When considering various sources of power, it is important to note that the analysis of power generation costs is a complex process that is highly dependent upon the location of interest. As confirmed by an OECD/NEA (Organization for Economic Cooperation and Development/ Nuclear Energy Agency) Study, Coal, for example, will likely remain economically attractive in countries such as China, the US and Australia in which such a resource is abundant and accessible and in which carbon emissions are cost-free. Natural gas is also competitive for base-load power in many places, particularly using combined-cycle plants, though rising gas prices have removed much of this advantage. As stated in “The Economics of the Nuclear Fuel Cycle”, a joint publication of the OECD/NEA, due to numerous industry advances and cost savings in operation, nuclear energy is, in many places, competitive with fossil fuels for electricity generation. Furthermore, despite its relatively high upfront capital costs, waste disposal and plant decommissioning costs, the uncertainties surrounding fossil fuels still allow for the economics of nuclear power to remain quite favorable for most applications.
From the beginning, the basic attraction of nuclear energy has always been its low fuel costs compared with those for coal, oil and gas-fired plants. Unlike other sources, Uranium must be processed, enriched and fabricated into fuel elements, with roughly half of the cost associated with enrichment and fabrication, according to NEI Data. Allowances must also be made for the management of radioactive used fuel and the ultimate disposal of this used fuel or the wastes separated from it. However, as reported by similar data from a Finnish Study, even with these additional costs included, the total fuel costs of a nuclear power plant are typically about a third of those for a coal-fired plant, and between a quarter and a fifth of those for a gas combined-cycle plant.
It is also important to distinguish between the economics of Nuclear Plants already in operation and those at the planning stage. As confirmed by a 2004 publication by the University of Chicago, “The Economic Future of Nuclear Power”, once capital investment costs are effectively “sunk”, existing plants have relatively low operating costs and are effectively “cash-producing machines”. This finding is also confirmed by NEI Data which places the operations and maintenance (O&M) and fuel costs (including used fuel management) of Nuclear Plants, along with Hydropower Plants, at the lower end of the spectrum, thus making them very suitable as base-load power suppliers. This advantage is irrespective of whether the investment costs are amortized or depreciated; assuming the marginal costs of operation are below the power price, the plant will continue to operate economically.
US figures for 2008 published by NEI show the general picture, with nuclear generating power at 1.87 c/kW compared with roughly 3.1 c/KW for coal, 8.1c/KW for Gas and 17.5c/KW for Oil.
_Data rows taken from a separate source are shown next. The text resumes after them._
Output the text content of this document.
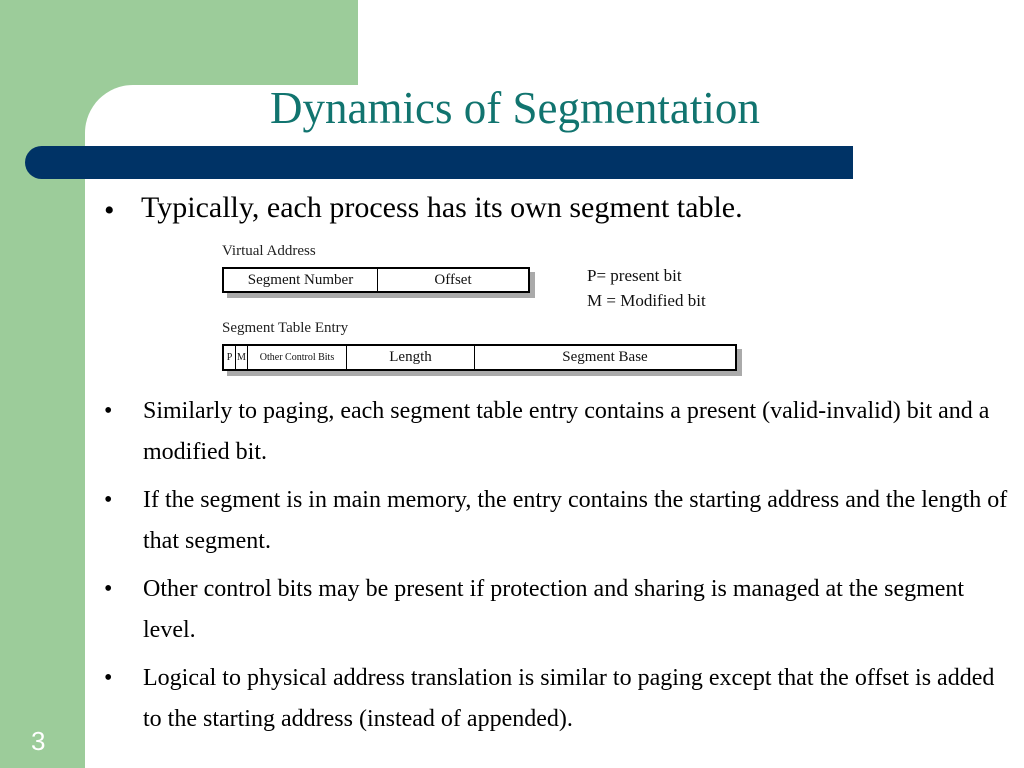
Dynamics of Segmentation
• Typically, each process has its own segment table.
Virtual Address
Segment Number	Offset
Segment Table Entry
P M	Other Control Bits	Length	Segment Base
P= present bit
M = Modified bit
• Similarly to paging, each segment table entry contains a present (valid-invalid) bit and a modified bit.
• If the segment is in main memory, the entry contains the starting address and the length of that segment.
• Other control bits may be present if protection and sharing is managed at the segment level.
• Logical to physical address translation is similar to paging except that the offset is added to the starting address (instead of appended).
3
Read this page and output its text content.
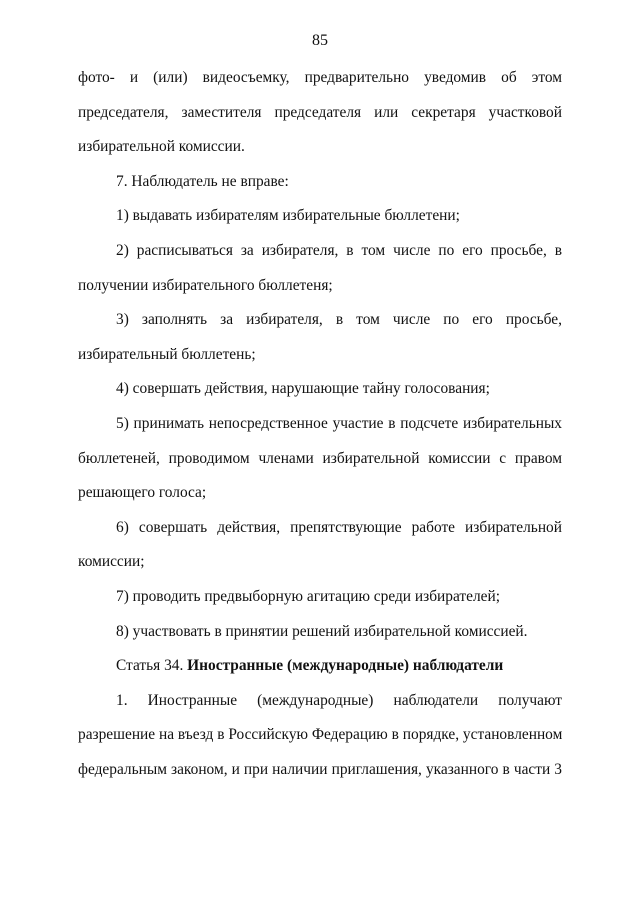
85
фото- и (или) видеосъемку, предварительно уведомив об этом
председателя, заместителя председателя или секретаря участковой
избирательной комиссии.
7. Наблюдатель не вправе:
1) выдавать избирателям избирательные бюллетени;
2) расписываться за избирателя, в том числе по его просьбе, в
получении избирательного бюллетеня;
3) заполнять за избирателя, в том числе по его просьбе,
избирательный бюллетень;
4) совершать действия, нарушающие тайну голосования;
5) принимать непосредственное участие в подсчете избирательных
бюллетеней, проводимом членами избирательной комиссии с правом
решающего голоса;
6) совершать действия, препятствующие работе избирательной
комиссии;
7) проводить предвыборную агитацию среди избирателей;
8) участвовать в принятии решений избирательной комиссией.
Статья 34. Иностранные (международные) наблюдатели
1. Иностранные (международные) наблюдатели получают
разрешение на въезд в Российскую Федерацию в порядке, установленном
федеральным законом, и при наличии приглашения, указанного в части 3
In assessing the impact of fuel costs, a Finnish study published in 2000 reports that a doubling of fuel prices would result in the electricity cost for nuclear power rising about 9 percent, for coal 31 percent and for gas 66 percent, illustrating that nuclear power has a significant economic advantage in its sensitivity to fuel costs. This underscores the importance of the price stability benefits that can be realized through the use of nuclear energy.
In summary, Nuclear power has long been economically characterized by its higher upfront costs when compared with fossil energy. However if its lower fuel costs (including resistance to price sensitivity), as well its savings in operations costs, are considered, Nuclear Power has a significant long-term advantage over fossil and gas forms of power generation. As confirmed by the World Nuclear Association’s Report, which summarizes intergovernmental analysis published by the International Energy Agency, the value of nuclear power in providing price stability, security of energy supply, and low-emission base load electricity at a reasonable cost is finally being recognized. This, in addition to on-going developments and advancements in technology, makes the “new economics” of nuclear power much more competitive and ultimately less expensive than other forms of electricity generation.
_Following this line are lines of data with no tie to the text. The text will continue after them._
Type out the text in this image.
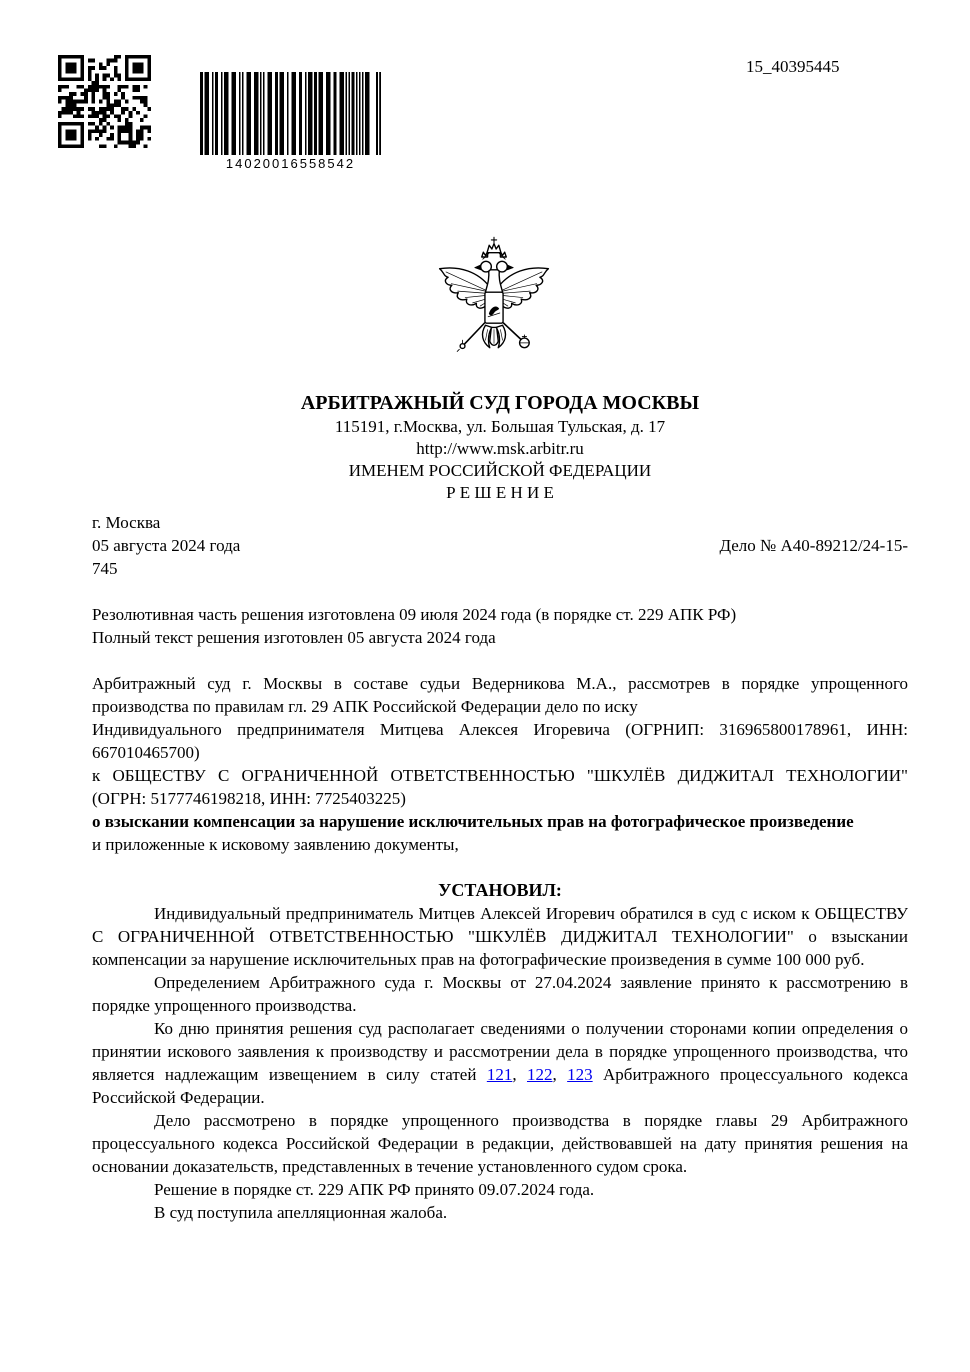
14020016558542
15_40395445
АРБИТРАЖНЫЙ СУД ГОРОДА МОСКВЫ
115191, г.Москва, ул. Большая Тульская, д. 17
http://www.msk.arbitr.ru
ИМЕНЕМ РОССИЙСКОЙ ФЕДЕРАЦИИ
Р Е Ш Е Н И Е
г. Москва
05 августа 2024 года	Дело № А40-89212/24-15-
745

Резолютивная часть решения изготовлена 09 июля 2024 года (в порядке ст. 229 АПК РФ)

Полный текст решения изготовлен 05 августа 2024 года

Арбитражный суд г. Москвы в составе судьи Ведерникова М.А., рассмотрев в порядке упрощенного производства по правилам гл. 29 АПК Российской Федерации дело по иску

Индивидуального предпринимателя Митцева Алексея Игоревича (ОГРНИП: 316965800178961, ИНН: 667010465700)

к ОБЩЕСТВУ С ОГРАНИЧЕННОЙ ОТВЕТСТВЕННОСТЬЮ "ШКУЛЁВ ДИДЖИТАЛ ТЕХНОЛОГИИ" (ОГРН: 5177746198218, ИНН: 7725403225)

о взыскании компенсации за нарушение исключительных прав на фотографическое произведение

и приложенные к исковому заявлению документы,

УСТАНОВИЛ:

Индивидуальный предприниматель Митцев Алексей Игоревич обратился в суд с иском к ОБЩЕСТВУ С ОГРАНИЧЕННОЙ ОТВЕТСТВЕННОСТЬЮ "ШКУЛЁВ ДИДЖИТАЛ ТЕХНОЛОГИИ" о взыскании компенсации за нарушение исключительных прав на фотографические произведения в сумме 100 000 руб.

Определением Арбитражного суда г. Москвы от 27.04.2024 заявление принято к рассмотрению в порядке упрощенного производства.

Ко дню принятия решения суд располагает сведениями о получении сторонами копии определения о принятии искового заявления к производству и рассмотрении дела в порядке упрощенного производства, что является надлежащим извещением в силу статей 121, 122, 123 Арбитражного процессуального кодекса Российской Федерации.

Дело рассмотрено в порядке упрощенного производства в порядке главы 29 Арбитражного процессуального кодекса Российской Федерации в редакции, действовавшей на дату принятия решения на основании доказательств, представленных в течение установленного судом срока.

Решение в порядке ст. 229 АПК РФ принято 09.07.2024 года.

В суд поступила апелляционная жалоба.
- OECD/ IEA NEA 2010, Projected Costs of Generating Electricity.
- OECD/IEA, 1994, The Economics of the Nuclear Fuel Cycle.
- NEI: US generating cost data.
- Tarjanne, R & Rissanen, S, 2000, Nuclear Power: Lest-cost option for baseload electricity in Finland; in Proceedings 25th International Symposium, Uranium Institute.
Gutierrez, J 2003, Nuclear Fuel – key for the competitiveness of nuclear energy in Spain, WNA Symposium.
- University of Chicago, August 2004, The Economic Future of Nuclear Power.
- Nuclear Energy Institute, August 2008, The cost of new generating capacity in perspective.